Trip to…the moon?


Tyee Arey, Staffer

Earlier this month, SpaceX announced that it would send Yusaku Maezawa – a Japanese billionaire, entrepreneur and art collector – along with several of his artist friends to the moon by 2023. So far, seven space tourists have made their way to the International Space Station by way of a manned Russian spacecraft. There were a couple of previous proposals to send tourists to the moon, but they were all canceled. SpaceX’s announcement has created new excitement among space enthusiasts. SpaceX, a private American aerospace company, has accomplished a number of tremendous feats in the past decade, including: sending the first privately funded liquid-fueled rocket to reach orbit, being the first private company to successfully launch, orbit and recover a spacecraft, and being the first private company to send a spacecraft to the International Space Station. More recently, it sent the first car into the orbit. So, it seems like a natural progression that SpaceX would set its eyes on greater challenges such as moon tourism.

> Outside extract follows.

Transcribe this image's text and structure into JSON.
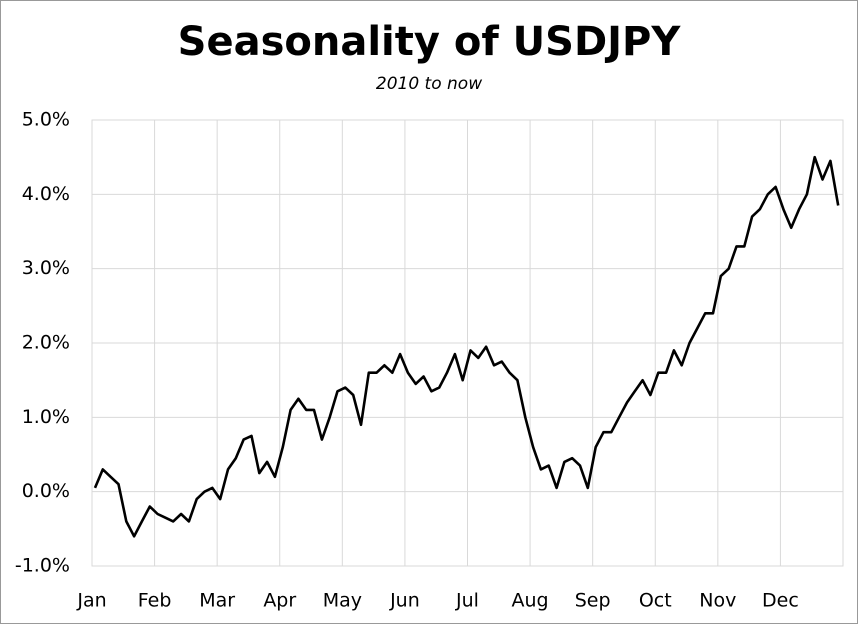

The United States is the only country to successfully sent people to the moon, so far. The last time NASA sent a manned spacecraft to the moon was in 1972 during the Apollo 17 mission.

“Manned exploration is the most expensive space venture and, consequently, the most difficult for which to obtain political support,” said Apollo 7 astronaut Walter Cunningham during a congressional testimony in 2015.

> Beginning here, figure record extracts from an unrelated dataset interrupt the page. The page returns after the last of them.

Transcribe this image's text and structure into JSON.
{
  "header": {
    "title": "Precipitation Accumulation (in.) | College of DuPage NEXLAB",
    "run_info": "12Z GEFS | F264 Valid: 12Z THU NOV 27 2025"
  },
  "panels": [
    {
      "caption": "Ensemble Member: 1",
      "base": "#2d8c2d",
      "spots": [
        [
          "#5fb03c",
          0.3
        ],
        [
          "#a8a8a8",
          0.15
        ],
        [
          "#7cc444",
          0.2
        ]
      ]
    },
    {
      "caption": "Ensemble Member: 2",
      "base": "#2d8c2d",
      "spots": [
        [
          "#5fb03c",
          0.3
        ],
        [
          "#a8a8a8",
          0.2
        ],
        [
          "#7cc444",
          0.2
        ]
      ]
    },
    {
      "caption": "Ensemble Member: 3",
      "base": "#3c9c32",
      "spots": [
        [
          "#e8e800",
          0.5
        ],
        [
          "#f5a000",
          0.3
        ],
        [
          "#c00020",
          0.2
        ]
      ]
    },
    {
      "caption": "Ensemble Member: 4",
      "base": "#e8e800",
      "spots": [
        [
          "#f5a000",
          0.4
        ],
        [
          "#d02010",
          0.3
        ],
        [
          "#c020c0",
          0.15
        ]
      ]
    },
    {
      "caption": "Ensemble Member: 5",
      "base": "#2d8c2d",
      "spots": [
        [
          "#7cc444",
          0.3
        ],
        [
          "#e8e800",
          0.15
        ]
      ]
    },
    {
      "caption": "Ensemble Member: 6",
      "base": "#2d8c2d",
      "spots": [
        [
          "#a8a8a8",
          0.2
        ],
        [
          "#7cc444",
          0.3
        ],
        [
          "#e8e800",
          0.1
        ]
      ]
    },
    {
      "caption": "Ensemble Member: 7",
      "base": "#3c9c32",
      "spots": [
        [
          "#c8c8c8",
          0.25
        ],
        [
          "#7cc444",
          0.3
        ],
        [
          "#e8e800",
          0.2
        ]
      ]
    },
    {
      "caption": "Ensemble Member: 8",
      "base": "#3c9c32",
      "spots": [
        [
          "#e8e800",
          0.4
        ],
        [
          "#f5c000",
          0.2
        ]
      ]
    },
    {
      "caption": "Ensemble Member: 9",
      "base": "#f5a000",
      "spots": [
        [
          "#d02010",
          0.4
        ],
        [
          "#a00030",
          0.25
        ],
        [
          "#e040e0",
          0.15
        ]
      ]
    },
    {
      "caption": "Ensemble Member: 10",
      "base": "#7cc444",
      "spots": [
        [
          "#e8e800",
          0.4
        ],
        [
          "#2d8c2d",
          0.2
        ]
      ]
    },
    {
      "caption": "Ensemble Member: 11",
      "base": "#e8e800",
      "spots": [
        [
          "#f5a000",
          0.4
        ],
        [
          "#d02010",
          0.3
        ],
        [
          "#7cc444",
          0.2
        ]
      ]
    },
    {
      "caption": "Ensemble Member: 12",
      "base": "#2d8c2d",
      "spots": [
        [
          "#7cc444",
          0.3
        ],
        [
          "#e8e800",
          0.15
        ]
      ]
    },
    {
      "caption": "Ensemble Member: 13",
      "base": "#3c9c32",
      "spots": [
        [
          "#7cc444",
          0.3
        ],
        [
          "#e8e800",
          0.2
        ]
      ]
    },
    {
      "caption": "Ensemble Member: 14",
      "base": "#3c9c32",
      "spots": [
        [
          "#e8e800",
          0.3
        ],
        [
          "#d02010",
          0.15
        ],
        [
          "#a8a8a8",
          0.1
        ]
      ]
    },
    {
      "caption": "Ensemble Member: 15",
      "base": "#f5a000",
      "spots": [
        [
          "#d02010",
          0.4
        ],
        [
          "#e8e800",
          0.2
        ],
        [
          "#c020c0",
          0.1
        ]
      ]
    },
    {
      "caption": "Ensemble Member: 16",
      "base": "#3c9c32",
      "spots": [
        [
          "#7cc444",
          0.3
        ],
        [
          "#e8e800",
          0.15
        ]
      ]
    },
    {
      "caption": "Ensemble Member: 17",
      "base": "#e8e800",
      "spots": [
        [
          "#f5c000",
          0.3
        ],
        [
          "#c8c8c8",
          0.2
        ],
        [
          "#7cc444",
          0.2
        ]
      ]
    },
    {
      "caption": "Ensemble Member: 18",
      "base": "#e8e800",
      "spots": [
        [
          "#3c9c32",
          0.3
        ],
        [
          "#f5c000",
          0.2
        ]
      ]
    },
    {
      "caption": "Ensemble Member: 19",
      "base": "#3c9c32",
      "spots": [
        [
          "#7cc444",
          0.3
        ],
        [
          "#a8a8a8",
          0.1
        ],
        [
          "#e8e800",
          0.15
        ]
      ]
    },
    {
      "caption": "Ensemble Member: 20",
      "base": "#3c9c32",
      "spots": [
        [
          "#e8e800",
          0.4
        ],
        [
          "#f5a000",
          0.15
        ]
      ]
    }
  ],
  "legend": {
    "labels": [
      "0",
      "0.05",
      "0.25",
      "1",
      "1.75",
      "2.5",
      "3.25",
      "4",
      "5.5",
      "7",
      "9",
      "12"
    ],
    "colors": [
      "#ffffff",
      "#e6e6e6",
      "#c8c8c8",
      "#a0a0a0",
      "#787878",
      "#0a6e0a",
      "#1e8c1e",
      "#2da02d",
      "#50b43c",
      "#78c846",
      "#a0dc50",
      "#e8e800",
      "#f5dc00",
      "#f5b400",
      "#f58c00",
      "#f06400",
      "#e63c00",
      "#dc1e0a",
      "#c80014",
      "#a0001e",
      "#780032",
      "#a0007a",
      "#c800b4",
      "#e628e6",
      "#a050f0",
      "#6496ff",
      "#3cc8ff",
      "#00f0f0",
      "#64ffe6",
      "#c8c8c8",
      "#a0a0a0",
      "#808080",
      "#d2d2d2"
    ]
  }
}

Since they are without government funding, SpaceX relies on innovation to create more reliable and cheaper methods of space transportation than the previous costs. Their testing in reusable rockets has made costs “astronomically” smaller. Less material will be wasted, and multiple tests can be done at a relatively low cost. While NASA is moving more towards Space Launch System (SLS) and deep space travel to Mars and beyond.

The moon tourism SpaceX aims to provide does not include an actual touchdown on the lunar surface. Instead, the ship will fly all the way around the moon before starting its long journey back to Earth. This is due to a couple of reasons. First of all, because no astronauts will be tagging along on the trips, the private space travelers on board the shuttle, no matter how much training they receive, will unlikely be capable of land on the moon. Secondly, the amount of planning that goes into a moon landing requires a lot more funds and innovation than a trip around the moon surface.

“I think it’d be a really cool experience,” sophomore Dicong Wang said.

SpaceX has greater ambition still.  It’s stated mission is to revolutionize space transportation technology so it could ultimately help human beings to colonize other planets.